I am at the SAS Inside Intelligence event in Steamboat getting the annual update on all things SAS. First session of the day is the Executive Viewpoint. Jim Goodnight and Randy Guard kicked things off.
Creating a single global organization was a big part of last year with legal, finance, sales, marketing and more becoming global efforts. Marketing and sales in particular were rather too country-local. Marketing and sales globalization focused on GTM alignment, sales enablement, regional and global services and brand/creative direction. SAS has refocused its marketing in particular away from a channel-specific approach to a more customer-journey focused one (using, of course, SAS software). Each product line has been integrated into this approach to create a more coherent, global GTM plan. Added to this has been a set of industry templates, sales plays and use cases designed to make SAS and its partners more able to sell the capabilities it has by focusing on particular use cases. More advertising, new and expanded events also driving this message harder into the market.
Sales in 2015 were strong – over $3.0B – with a 8-17% growth rate worldwide for first year license with increasing deal sizes and the number of large deals both up as well.

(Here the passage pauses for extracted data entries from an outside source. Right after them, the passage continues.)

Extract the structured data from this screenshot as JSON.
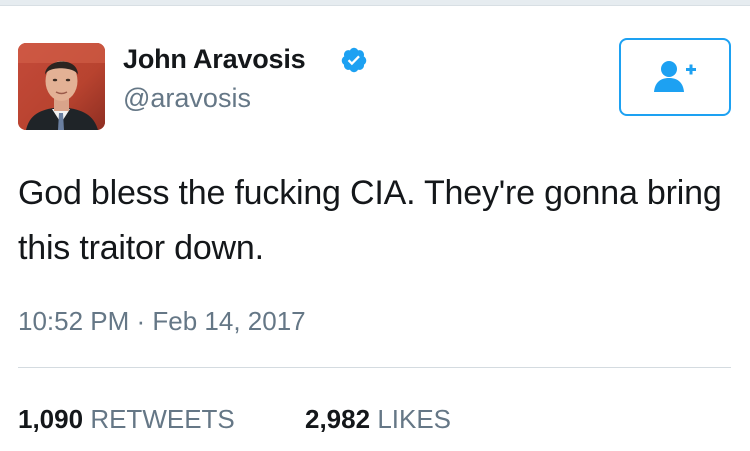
{
  "user": {
    "display_name": "John Aravosis",
    "handle": "@aravosis",
    "verified": true
  },
  "tweet": {
    "text": "God bless the fucking CIA. They're gonna bring this traitor down.",
    "timestamp": "10:52 PM · Feb 14, 2017"
  },
  "stats": {
    "retweets_count": "1,090",
    "retweets_label": "RETWEETS",
    "likes_count": "2,982",
    "likes_label": "LIKES"
  },
  "colors": {
    "accent": "#1da1f2",
    "text": "#14171a",
    "secondary": "#657786"
  },
  "icons": {
    "verified": "verified-badge-icon",
    "follow": "follow-user-plus-icon"
  }
}
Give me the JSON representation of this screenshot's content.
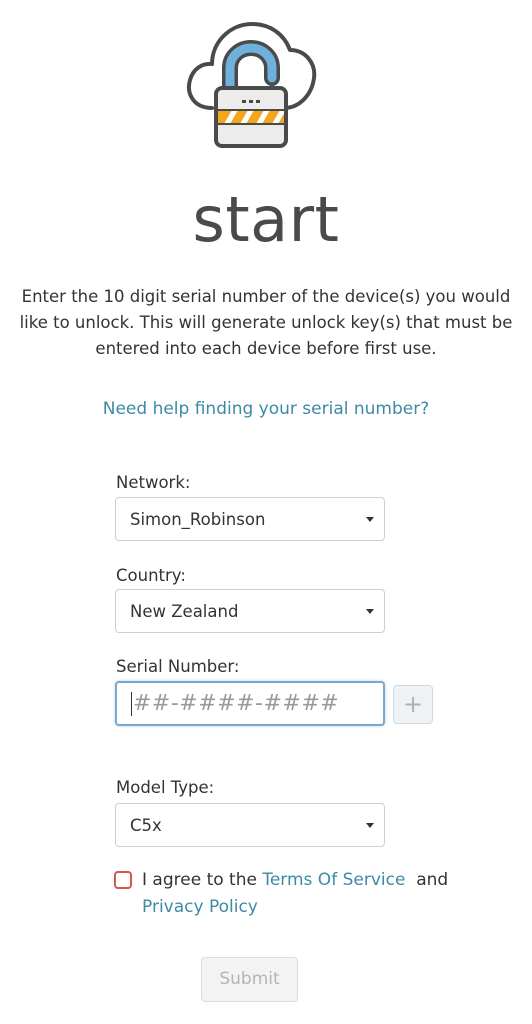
{
  "header": {
    "logo_icon": "cloud-unlock-icon",
    "title": "start"
  },
  "intro": {
    "text": "Enter the 10 digit serial number of the device(s) you would like to unlock. This will generate unlock key(s) that must be entered into each device before first use."
  },
  "help_link": "Need help finding your serial number?",
  "form": {
    "network": {
      "label": "Network:",
      "value": "Simon_Robinson"
    },
    "country": {
      "label": "Country:",
      "value": "New Zealand"
    },
    "serial": {
      "label": "Serial Number:",
      "placeholder": "##-####-####",
      "value": "",
      "add_label": "+"
    },
    "model": {
      "label": "Model Type:",
      "value": "C5x"
    },
    "agree": {
      "checked": false,
      "prefix": "I agree to the",
      "terms_link": "Terms Of Service",
      "middle": "and",
      "privacy_link": "Privacy Policy"
    },
    "submit_label": "Submit"
  },
  "colors": {
    "link": "#3d8aa6",
    "accent_blue": "#6fb1dd",
    "stripe_orange": "#f5a61f",
    "error_red": "#d9534f"
  }
}
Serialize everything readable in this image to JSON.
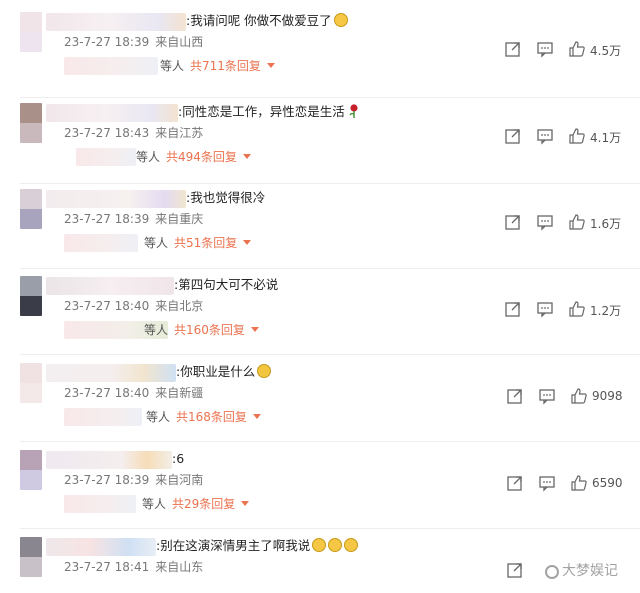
{
  "comments": [
    {
      "text": ":我请问呢 你做不做爱豆了",
      "emoji": "smile",
      "date": "23-7-27 18:39",
      "location": "来自山西",
      "reply_prefix": "等人",
      "reply_link": "共711条回复",
      "likes": "4.5万"
    },
    {
      "text": ":同性恋是工作，异性恋是生活",
      "emoji": "rose",
      "date": "23-7-27 18:43",
      "location": "来自江苏",
      "reply_prefix": "等人",
      "reply_link": "共494条回复",
      "likes": "4.1万"
    },
    {
      "text": ":我也觉得很冷",
      "emoji": "",
      "date": "23-7-27 18:39",
      "location": "来自重庆",
      "reply_prefix": "等人",
      "reply_link": "共51条回复",
      "likes": "1.6万"
    },
    {
      "text": ":第四句大可不必说",
      "emoji": "",
      "date": "23-7-27 18:40",
      "location": "来自北京",
      "reply_prefix": "等人",
      "reply_link": "共160条回复",
      "likes": "1.2万"
    },
    {
      "text": ":你职业是什么",
      "emoji": "laugh-cry",
      "date": "23-7-27 18:40",
      "location": "来自新疆",
      "reply_prefix": "等人",
      "reply_link": "共168条回复",
      "likes": "9098"
    },
    {
      "text": ":6",
      "emoji": "",
      "date": "23-7-27 18:39",
      "location": "来自河南",
      "reply_prefix": "等人",
      "reply_link": "共29条回复",
      "likes": "6590"
    },
    {
      "text": ":别在这演深情男主了啊我说",
      "emoji": "crying-x3",
      "date": "23-7-27 18:41",
      "location": "来自山东",
      "reply_prefix": "",
      "reply_link": "",
      "likes": ""
    }
  ],
  "watermark": "大梦娱记",
  "icons": {
    "share": "share-icon",
    "comment": "comment-icon",
    "like": "like-icon"
  },
  "colors": {
    "reply_link": "#eb7350",
    "meta": "#777777"
  }
}
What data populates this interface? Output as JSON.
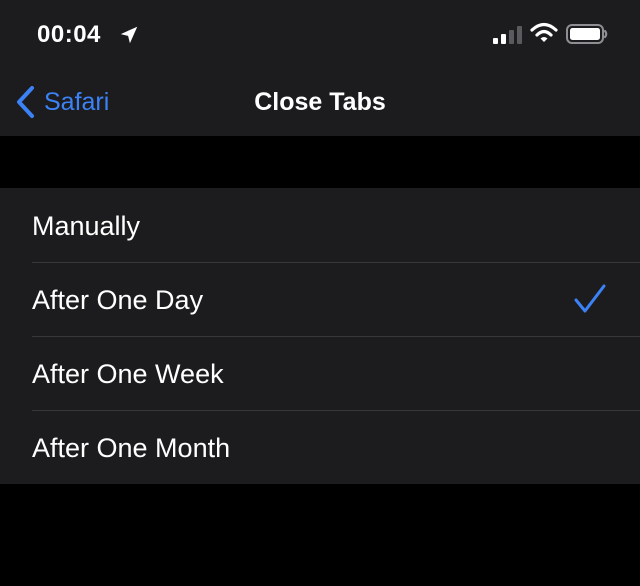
{
  "status_bar": {
    "time": "00:04",
    "icons": [
      "location-arrow-icon",
      "signal-bars-icon",
      "wifi-icon",
      "battery-icon"
    ]
  },
  "nav": {
    "back_label": "Safari",
    "title": "Close Tabs"
  },
  "options": [
    {
      "label": "Manually",
      "selected": false
    },
    {
      "label": "After One Day",
      "selected": true
    },
    {
      "label": "After One Week",
      "selected": false
    },
    {
      "label": "After One Month",
      "selected": false
    }
  ],
  "colors": {
    "background": "#000000",
    "surface": "#1c1c1e",
    "separator": "#38383a",
    "accent": "#3b82f6",
    "text": "#ffffff"
  }
}
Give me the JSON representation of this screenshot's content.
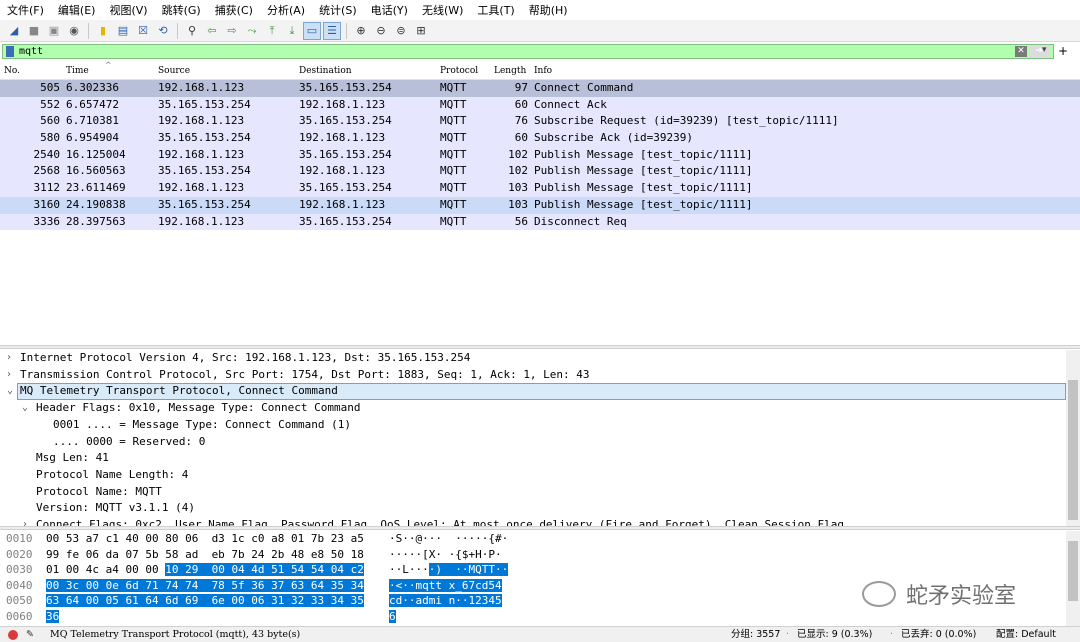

Overall revenue grew a little slower – 5-11% – but also pretty strong. Risk and data management were particularly strong with business visualization also showing good results. Modernizing existing customers to the latest and greatest was also a focus and apparently went well. Partner supported revenue grew 57% showing an increase in partner engagement. NOt much change from a sales perspective for 2016.
This modernization program is, I think, really important. Getting customers off the old versions of software and the old servers they run on is critical to sustaining these customers. Modernizing means customers are using the latest, scalable technology (like grid and the high performance analytics) as well as the newer tools like Enterprise Miner and Visual Analytics. Good story from some customers seeing dramatic increases in performance especially thanks to SAS Grid.
The history of the R&D program to improve performance runs back to 2009 and includes the core High Performance Architecture, the SAS LASR server and SAS CAS – Cloud Analytics Server – a massively parallel architecture developed in 2013 that balances in-memory and cloud. This new server has load balancing, fail over, easy install and a highly scalable architecture to deliver elastic compute as well as this support for managing datasets that won’t fit in memory. This will ship in Q2 and then add REST, Java, Python and LUA interfaces in the fall so that it can be integrated into a modern IT environment.
SAS is also planning to fight back against the growth of R in university. SAS Analytics University edition is free and complete for academics and has 500,000+ downloads and provided an on-demand (40,000+) and AWS (3,000 users) versions. SAS has also partnered with 37 Masters of Analytics programs and over 30 new joint certificate programs were added in 2015.
SAS continues to grow internationally with offices opening in Dublin and Paris as well as some new offices in the US (like Detroit). Plus the Cary campus is getting another new building. It continues to rank well on the great places to work surveys and to have local offices and presence.
A few additional facts on the business
- 49% in Americas, 38% in Europe and 13% in Asia Pacific
- 26% in Banking, 15% in Government, 10% in Insurance. Interestingly only 5% in retail.
- Banking growth being driven a lot by risk with the expansion of stress testing and regulatory requirements. Fraud also drove growth in Banking and Government.
- Life Sciences at 7% started to include more sales and marketing not just R&D and this growth also came with a willingness to use the cloud.
- Manufacturing is at 6% and IoT is an increasingly big deal for SAS in this area as manufacturers start to instrument their products.
- SAS consistently invests heavily in R&D – 25% of revenue v an industry average of 12.5%.
- Partnering is an increasing focus:
- They wanted in 2015 to become the analytics partner of choice.
- Their target is to have partners participate in 35% of new revenue by the end of 2018 while driving 25% of new deals.
- For 2015 they hit 30% partner participation in new sales and 18% led by the partner, so good progress.
- Partner resell revenue grew 3x with 200 resellers, 2 new OEM agreements and 9 Analytic Service Provider agreements.
- SAS is investing more in its brand this year, building on the confidence people have in SAS products and adding a focus on clarity and compassion.
Driving forces for the SAS business are pretty obvious:
- Data growth, new sources, new types
- Analytics – consumable by everyone from data scientists to business user/application users
- Self service and discovery and the enthusiasm for this in companies – expanding from visualization and into data wrangling/data blending.
- Connected everything but so what…
And this results in a set of 6 focus areas for SAS
- Analytics
- Data Management
- Business Visualization
- Customer Intelligence
- Risk Management
- Fraud and Security Intelligence
Plus some emerging areas including Cybersecurity and the Internet of Things.
Enabling Technologies for all this include
- Data+Processing Power+hadoop – put processing close to the data
- Event Stream Processing as more data is “in flight”
- In-memory Processing
- Visualization
All of this being brought together with a strong focus on common user experiences and integration across products.
Lots of interesting additional news and some good choices by SAS presented under NDA. More on the technology later in the day.